For me, the cancellation of the annual meetings hosted by the Council of Science Editors and the Society for Scholarly Publishing, user group meetings hosted by vendors, and other industry events, has been hard. I look forward to those gatherings for the networking opportunities and professional interaction. Plus, many of my scholarly publishing colleagues have become dear friends. I have used social media (particularly Twitter) to fill this massive void. CSE’s very own Past President, Dana Compton (@danamcompton), has a home office that makes me drool (best #shelfie in town). Marie McVeigh (@JopieNet) has inspired me to find the beauty in my surroundings with her beautiful daily #Floral_Distancing shots. Yael Fitzpatrick (@GazelleInDminor) has shown me what true strength and friendship really are. Angela Cochran (@achochran12733) wows me with her wisdom but then makes me cry with laughter with her distance learning stories from the trenches. Rob Last (@Biokid001; ASPB’s Immediate Past President and a world-renowned scientist from Michigan State) heard my tweeted plea for help in making sourdough bread and mailed me not only a sourdough starter but priceless yeast as well. Also participating in this bread conversation was Susan Willner (@SusanWillner), who so lovingly and thoughtfully dropped by my home (keep in mind that I live in Maryland, and she lives in Virginia!) to drop off a loaf of challah bread she baked. I don’t think I have ever smelled anything quite so divine, and it was even still warm in the box! Much to the chagrin of my teens, I have taken up one more form of social media (Houseparty—it’s not just for the kids!) thanks to Alexa Unser (@weequipped) and Karen Stanwood (@KGStanwood), so that we can talk about publishing, organizing our pantries, lip gloss and nail polish, and “momming so hard.” As I write this, I realize that my professional bonds have deepened in ways I could never have expected by using social media consistently and intentionally during this pandemic. I am checking in on my ASPB and scholarly publishing connections, sharing advice and asking questions, and keeping up with the scary world in a way I can manage and control.

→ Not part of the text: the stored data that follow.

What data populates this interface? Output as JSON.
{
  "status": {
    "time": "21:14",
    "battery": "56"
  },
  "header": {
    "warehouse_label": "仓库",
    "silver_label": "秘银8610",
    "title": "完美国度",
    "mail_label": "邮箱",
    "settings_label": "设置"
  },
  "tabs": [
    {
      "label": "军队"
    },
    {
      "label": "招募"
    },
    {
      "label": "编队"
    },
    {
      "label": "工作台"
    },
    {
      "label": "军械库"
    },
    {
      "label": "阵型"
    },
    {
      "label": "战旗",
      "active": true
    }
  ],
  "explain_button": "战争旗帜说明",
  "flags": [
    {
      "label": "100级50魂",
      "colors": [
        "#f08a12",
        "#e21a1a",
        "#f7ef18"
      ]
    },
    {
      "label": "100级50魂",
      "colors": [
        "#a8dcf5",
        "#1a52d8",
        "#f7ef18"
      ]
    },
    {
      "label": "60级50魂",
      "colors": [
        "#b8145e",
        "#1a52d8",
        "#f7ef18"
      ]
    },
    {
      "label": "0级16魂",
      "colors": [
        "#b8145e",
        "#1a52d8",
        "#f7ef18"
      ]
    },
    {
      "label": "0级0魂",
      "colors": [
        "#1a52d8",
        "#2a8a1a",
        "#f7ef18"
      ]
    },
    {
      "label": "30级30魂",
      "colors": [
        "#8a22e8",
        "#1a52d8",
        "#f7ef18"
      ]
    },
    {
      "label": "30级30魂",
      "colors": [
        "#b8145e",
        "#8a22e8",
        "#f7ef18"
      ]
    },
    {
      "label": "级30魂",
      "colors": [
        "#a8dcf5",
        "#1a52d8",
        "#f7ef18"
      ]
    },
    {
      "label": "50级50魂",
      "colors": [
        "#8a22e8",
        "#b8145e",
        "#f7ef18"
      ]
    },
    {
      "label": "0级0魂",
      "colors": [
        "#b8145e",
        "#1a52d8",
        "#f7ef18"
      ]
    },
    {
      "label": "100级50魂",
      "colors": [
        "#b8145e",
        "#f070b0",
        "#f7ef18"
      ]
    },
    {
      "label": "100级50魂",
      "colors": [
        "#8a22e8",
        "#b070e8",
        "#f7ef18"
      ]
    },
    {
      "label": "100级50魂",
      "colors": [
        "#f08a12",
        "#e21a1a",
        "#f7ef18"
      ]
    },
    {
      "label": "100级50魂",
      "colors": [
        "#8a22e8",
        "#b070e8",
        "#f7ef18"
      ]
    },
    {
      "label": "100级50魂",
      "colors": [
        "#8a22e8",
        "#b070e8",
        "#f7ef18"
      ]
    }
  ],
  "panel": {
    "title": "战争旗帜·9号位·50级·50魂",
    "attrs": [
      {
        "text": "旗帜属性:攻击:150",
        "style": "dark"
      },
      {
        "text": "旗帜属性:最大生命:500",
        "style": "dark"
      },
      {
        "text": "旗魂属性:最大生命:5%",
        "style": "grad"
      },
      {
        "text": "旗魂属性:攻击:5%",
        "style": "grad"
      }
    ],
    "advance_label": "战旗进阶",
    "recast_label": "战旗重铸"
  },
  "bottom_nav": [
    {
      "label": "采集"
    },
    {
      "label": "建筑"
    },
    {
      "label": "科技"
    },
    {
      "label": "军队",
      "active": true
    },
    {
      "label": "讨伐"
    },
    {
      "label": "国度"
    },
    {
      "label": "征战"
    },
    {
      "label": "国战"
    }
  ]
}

I wish each one of you health and safety and love during these scary times. I would also love to hear from you. Since I wrote my first column and because I was fortunate to lead a recent CSE happy hour in a lively discussion about social media, I have met so many new faces and am learning more from them about how their journals handle social media, professional concerns that are important to them, and so much more. I propose that our scholarly publishing community use this time of uncertainty to lean on one another to advance not just our profession but each other. We are all struggling, but there are a lot of people out there in our social media community ready to help. I am so proud of our scholarly publishing community.

References and Links

  1. Meyers B, Baxter I, Blatt M, Sweetlove L, Daniell H, Lunn J, Taylor C, Winchester N. Journal flexibility in the troubling times of COVID-19. Plant Phys. 2020;182:1795.